Wixom, the state's workers'comp modernization, was suspended and lifted in January; oversight staff outlined a 0–120 day stabilization plan focused on governance, interagency collaboration and tighter financial management. LNI noted the system serves millions of workers and processes tens of thousands of claims annually.

The Technology Services Board on Feb. 20 received an update on the state's suspended workers'compensation modernization project, known in oversight materials as Wixom, as oversight staff described a 0–120 day stabilization plan following a January decision to lift the program's suspension.

Kathleen Gillespie, the WATEC oversight consultant for the Wixom project, told the board the suspension was imposed because the program missed plan milestones, faced budget constraints and remained high risk. She said the immediate oversight priorities are clear governance roles and decision authority, interagency resource collaboration and improved financial management so the program can demonstrate value delivery relative to actual cost.

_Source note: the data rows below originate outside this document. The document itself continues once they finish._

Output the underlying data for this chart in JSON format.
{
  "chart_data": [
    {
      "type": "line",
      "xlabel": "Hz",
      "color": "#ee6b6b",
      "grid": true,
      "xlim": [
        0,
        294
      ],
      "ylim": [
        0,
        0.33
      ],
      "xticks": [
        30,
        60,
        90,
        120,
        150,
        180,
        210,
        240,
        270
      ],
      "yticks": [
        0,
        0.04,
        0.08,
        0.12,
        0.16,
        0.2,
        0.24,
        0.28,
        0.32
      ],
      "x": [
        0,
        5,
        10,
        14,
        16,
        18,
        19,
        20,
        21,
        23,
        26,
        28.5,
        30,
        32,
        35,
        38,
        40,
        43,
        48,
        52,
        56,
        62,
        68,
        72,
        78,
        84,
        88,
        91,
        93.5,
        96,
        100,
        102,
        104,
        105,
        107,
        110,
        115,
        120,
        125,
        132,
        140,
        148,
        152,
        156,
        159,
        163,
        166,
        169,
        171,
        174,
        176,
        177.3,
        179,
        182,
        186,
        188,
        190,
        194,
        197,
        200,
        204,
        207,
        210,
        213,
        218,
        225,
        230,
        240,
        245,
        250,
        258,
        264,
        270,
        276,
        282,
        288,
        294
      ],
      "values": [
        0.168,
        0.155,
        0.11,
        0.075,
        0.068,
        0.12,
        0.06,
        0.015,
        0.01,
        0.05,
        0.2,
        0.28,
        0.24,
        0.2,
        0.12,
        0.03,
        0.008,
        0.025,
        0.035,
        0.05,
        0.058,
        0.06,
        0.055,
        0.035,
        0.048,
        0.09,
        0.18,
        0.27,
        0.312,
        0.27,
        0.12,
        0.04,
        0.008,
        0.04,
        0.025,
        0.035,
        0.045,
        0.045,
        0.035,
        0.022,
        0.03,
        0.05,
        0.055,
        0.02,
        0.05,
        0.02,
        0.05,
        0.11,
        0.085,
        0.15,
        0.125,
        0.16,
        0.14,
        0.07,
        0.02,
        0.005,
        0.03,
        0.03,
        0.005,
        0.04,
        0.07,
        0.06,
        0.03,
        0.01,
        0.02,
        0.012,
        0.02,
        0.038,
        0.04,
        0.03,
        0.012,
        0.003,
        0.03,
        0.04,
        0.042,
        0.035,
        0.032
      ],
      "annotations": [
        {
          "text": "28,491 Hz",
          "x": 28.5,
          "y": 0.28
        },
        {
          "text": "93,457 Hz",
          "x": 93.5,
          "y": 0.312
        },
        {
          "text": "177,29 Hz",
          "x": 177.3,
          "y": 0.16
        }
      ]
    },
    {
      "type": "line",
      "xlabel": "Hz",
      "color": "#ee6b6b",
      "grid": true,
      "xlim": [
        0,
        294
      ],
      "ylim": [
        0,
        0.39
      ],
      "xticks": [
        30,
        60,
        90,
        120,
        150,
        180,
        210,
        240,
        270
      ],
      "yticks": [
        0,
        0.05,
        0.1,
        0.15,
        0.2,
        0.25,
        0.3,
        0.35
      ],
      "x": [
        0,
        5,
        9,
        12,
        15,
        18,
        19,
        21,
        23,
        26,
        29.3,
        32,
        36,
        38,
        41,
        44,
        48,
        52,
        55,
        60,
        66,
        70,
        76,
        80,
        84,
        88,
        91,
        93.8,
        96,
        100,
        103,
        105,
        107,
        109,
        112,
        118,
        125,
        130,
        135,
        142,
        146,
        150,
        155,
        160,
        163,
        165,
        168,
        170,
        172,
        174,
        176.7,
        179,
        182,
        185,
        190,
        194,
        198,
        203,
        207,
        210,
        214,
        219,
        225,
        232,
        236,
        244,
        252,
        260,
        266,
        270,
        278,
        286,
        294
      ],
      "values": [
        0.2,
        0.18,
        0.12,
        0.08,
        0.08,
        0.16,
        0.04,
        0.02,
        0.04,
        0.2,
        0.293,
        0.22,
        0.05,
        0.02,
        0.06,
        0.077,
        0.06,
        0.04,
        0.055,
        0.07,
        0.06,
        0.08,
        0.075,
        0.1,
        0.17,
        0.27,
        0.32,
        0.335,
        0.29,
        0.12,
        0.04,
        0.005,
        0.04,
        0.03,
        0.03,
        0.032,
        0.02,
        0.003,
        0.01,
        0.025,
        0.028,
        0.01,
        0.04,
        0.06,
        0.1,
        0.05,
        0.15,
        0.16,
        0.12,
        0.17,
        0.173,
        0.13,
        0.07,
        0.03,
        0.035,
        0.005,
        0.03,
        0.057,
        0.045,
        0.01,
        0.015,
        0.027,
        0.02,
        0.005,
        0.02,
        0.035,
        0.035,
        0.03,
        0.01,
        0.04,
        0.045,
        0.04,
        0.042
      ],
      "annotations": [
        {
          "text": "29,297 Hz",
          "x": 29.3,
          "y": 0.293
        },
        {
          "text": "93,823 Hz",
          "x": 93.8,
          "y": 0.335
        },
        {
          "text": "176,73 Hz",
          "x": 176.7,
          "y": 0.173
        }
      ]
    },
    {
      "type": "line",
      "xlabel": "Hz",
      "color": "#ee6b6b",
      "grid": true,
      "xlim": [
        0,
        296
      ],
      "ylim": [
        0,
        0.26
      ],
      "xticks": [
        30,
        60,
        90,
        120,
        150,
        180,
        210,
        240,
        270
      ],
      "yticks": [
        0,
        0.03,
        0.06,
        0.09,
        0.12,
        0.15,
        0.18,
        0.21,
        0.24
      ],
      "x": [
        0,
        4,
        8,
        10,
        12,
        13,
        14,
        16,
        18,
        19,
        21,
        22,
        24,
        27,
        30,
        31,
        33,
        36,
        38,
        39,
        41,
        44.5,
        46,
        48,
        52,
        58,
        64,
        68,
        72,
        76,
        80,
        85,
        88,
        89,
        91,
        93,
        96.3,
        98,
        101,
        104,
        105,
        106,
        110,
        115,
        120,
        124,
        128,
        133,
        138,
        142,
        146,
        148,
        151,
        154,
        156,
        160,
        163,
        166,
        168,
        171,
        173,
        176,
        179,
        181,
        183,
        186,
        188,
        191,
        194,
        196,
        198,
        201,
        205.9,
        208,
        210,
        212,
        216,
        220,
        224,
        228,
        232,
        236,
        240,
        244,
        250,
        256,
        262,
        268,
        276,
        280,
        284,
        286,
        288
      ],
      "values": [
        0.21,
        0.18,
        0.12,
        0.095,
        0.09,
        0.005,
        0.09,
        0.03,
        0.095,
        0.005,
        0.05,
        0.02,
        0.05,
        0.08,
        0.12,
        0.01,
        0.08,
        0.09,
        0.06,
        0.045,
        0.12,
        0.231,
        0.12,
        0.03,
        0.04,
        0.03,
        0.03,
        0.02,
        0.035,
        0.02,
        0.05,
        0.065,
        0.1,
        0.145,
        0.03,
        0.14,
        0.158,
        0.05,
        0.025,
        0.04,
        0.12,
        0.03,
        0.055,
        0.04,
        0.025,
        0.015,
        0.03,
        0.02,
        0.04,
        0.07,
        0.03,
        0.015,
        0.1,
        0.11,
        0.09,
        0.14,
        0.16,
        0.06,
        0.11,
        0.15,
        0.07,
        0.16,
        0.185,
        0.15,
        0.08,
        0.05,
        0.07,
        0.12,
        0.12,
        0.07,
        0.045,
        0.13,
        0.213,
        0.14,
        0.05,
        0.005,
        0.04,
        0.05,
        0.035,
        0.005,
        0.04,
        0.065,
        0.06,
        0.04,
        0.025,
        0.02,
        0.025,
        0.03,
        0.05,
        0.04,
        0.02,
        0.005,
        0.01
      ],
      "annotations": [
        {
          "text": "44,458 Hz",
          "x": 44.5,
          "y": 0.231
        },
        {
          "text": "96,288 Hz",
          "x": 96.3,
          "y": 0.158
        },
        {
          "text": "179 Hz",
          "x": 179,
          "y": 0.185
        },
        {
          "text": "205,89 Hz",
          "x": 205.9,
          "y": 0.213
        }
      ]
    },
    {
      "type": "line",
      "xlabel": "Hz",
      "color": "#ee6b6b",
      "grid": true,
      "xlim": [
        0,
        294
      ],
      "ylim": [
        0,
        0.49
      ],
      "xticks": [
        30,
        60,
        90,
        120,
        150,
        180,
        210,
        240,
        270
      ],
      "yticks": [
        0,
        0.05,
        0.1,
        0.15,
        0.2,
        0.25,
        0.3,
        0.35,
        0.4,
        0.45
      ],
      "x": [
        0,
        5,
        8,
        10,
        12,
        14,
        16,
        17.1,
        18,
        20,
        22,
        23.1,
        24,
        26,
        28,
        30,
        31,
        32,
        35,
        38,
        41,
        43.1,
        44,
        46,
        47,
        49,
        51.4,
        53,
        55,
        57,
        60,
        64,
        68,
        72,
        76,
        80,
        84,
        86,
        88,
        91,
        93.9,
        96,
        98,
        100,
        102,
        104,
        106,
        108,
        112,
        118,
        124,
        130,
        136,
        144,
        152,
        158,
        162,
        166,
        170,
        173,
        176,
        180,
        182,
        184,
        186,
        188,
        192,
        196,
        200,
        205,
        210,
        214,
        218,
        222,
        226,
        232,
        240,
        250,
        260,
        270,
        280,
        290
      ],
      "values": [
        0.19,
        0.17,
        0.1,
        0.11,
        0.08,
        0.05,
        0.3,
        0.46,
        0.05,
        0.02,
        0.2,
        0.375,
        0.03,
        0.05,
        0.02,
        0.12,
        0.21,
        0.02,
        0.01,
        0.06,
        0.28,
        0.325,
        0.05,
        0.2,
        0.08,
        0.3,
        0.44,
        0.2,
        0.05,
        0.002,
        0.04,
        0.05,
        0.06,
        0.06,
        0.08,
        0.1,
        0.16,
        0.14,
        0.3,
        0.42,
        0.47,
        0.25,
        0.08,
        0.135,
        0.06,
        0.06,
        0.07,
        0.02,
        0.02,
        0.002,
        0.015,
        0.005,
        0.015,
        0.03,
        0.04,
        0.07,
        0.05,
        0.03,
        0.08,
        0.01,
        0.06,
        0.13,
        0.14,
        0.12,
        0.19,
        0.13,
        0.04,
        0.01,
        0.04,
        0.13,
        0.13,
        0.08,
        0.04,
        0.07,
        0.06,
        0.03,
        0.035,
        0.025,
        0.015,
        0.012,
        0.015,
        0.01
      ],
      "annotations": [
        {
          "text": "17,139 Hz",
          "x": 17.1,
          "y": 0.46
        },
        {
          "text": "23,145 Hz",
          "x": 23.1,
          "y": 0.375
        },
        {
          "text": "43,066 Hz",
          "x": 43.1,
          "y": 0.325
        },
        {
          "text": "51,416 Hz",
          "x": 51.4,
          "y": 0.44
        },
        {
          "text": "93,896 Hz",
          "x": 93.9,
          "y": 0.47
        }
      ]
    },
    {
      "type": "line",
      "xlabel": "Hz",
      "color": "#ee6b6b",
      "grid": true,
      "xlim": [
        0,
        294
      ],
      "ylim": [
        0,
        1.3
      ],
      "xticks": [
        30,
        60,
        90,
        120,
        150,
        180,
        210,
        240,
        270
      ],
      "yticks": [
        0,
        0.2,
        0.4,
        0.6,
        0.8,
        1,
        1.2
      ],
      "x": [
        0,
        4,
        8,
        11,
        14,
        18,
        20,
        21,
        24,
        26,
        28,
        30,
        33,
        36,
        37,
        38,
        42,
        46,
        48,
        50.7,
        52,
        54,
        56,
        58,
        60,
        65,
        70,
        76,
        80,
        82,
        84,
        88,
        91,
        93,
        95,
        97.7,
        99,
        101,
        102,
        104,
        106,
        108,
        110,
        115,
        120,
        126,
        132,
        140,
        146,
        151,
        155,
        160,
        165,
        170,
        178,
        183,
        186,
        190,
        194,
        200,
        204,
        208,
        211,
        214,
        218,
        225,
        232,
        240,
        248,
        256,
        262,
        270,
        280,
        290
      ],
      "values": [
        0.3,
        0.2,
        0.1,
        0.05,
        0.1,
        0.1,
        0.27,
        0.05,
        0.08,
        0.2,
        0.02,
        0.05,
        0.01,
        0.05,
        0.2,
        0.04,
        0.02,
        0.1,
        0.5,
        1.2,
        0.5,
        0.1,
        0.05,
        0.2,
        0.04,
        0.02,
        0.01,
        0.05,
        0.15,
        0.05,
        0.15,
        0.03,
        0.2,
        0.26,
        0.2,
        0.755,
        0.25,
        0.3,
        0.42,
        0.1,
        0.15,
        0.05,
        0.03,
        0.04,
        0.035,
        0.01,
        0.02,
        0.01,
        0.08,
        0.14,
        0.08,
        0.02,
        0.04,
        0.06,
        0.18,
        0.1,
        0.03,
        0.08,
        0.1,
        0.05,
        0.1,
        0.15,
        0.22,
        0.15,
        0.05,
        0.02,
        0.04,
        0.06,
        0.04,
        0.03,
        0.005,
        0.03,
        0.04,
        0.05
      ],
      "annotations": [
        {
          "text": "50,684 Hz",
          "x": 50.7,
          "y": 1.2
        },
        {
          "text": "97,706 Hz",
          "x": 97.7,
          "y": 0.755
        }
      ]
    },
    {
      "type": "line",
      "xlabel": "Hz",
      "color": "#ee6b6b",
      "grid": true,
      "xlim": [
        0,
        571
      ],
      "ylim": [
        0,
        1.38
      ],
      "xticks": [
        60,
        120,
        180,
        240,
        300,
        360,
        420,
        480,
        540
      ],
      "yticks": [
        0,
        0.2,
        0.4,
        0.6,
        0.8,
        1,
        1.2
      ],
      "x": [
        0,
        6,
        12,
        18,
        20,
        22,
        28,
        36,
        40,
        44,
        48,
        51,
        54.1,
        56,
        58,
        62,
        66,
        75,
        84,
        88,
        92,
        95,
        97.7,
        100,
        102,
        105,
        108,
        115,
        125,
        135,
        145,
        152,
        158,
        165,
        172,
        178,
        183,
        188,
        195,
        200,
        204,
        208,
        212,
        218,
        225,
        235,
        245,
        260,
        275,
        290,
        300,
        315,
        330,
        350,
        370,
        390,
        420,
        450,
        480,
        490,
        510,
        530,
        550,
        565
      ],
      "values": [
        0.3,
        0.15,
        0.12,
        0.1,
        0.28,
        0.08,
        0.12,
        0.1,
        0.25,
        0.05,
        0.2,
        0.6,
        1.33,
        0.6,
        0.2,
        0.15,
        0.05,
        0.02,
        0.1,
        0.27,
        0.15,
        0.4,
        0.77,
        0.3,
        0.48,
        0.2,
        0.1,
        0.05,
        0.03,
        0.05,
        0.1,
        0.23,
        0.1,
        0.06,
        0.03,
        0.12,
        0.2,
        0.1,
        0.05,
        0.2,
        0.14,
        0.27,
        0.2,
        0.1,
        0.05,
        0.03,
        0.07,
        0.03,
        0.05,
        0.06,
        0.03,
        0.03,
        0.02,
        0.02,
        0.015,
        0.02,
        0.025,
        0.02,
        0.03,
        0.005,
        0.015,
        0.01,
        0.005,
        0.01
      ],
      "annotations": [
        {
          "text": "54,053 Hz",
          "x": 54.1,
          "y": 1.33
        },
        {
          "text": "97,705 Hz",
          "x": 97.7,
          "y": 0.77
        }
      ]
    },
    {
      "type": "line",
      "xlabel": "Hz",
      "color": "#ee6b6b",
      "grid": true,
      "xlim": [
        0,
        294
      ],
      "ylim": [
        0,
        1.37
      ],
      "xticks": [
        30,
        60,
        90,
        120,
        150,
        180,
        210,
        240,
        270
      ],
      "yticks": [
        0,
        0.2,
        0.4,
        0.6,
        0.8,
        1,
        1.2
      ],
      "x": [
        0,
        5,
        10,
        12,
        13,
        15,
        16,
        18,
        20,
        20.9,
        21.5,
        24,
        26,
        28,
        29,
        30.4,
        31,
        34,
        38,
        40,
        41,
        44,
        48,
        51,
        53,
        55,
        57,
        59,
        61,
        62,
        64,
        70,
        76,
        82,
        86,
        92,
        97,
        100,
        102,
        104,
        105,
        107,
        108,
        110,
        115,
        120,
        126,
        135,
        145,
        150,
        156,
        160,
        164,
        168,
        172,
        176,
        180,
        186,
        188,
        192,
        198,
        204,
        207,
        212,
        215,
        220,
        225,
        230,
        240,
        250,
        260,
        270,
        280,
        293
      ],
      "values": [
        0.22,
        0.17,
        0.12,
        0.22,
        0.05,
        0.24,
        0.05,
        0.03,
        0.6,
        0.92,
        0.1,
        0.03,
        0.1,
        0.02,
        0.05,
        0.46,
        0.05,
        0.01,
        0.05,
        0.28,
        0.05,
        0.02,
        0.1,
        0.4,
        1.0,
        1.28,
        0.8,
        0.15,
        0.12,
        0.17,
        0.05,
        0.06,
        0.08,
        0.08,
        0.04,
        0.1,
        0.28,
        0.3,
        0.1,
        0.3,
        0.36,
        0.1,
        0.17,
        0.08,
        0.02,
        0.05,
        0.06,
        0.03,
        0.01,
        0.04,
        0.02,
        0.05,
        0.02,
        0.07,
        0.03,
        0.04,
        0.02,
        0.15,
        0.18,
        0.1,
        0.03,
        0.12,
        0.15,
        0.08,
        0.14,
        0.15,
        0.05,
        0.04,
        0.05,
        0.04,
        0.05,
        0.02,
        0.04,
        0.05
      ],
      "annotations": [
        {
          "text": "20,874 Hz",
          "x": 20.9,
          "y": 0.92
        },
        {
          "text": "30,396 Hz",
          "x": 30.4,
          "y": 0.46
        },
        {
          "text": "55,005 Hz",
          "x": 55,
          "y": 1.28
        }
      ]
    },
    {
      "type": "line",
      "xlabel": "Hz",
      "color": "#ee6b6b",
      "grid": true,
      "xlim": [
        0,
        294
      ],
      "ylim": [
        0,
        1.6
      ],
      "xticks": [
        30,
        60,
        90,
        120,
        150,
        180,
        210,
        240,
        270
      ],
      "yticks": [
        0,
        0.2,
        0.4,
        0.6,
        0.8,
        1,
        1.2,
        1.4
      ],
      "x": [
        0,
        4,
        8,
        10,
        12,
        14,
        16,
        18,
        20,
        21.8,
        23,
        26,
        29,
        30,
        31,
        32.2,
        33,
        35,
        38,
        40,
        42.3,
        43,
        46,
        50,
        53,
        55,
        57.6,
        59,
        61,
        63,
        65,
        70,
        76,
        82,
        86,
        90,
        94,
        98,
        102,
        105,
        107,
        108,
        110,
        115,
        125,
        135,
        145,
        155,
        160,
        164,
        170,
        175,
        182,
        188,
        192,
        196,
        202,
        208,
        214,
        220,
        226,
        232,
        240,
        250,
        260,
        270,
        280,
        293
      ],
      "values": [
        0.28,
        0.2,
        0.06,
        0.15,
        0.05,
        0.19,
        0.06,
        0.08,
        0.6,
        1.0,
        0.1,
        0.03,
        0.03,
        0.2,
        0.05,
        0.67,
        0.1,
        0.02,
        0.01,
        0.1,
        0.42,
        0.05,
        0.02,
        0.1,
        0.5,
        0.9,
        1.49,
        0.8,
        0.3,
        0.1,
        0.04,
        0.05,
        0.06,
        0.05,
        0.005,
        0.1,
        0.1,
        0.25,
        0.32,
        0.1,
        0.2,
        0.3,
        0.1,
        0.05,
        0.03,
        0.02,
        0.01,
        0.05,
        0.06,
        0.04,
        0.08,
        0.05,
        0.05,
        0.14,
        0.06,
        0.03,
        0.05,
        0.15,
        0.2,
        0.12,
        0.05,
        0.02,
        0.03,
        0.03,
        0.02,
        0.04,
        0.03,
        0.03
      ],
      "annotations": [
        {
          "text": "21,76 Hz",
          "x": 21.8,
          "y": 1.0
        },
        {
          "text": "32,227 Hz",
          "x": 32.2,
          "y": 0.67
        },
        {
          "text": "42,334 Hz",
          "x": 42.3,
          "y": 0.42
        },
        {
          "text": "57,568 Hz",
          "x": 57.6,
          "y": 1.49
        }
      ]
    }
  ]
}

Joel Sachs, director of the Department of Labor & Industries (LNI), reminded the board of the program's scale and the stakes: "we're collecting, over 2 and a half billion dollars a year in premiums" and the agency processes tens of thousands of claims annually. Sachs said the agency still operates on roughly 40‑year‑old core technology and that the modernization must proceed incrementally so benefits and premium collection continue uninterrupted.

Program leaders and WATEC representatives described a delivery model in which WATEC acts as the enterprise project delivery arm, coordinating a dedicated project team and a steering committee that includes OFM and the governor's office. The model emphasizes capability‑based deliveries such as intelligent document processing, phased decommissioning of legacy sub‑systems and close agency collaboration to preserve day‑to‑day operations.

Board members asked how "quick wins" would be identified without disrupting existing functions; program staff said each capability will be solicited separately with business journey mapping and agency‑specific technical requirements, and that implementation will be phased to allow agency testing and parallel operation.

Because the board lacked a quorum, members did not take any formal actions and the board left decisions about approvals to future meetings once a quorum is present. The program asked for continued board guidance on indicators that should be included in enterprise health checks for a project of this size.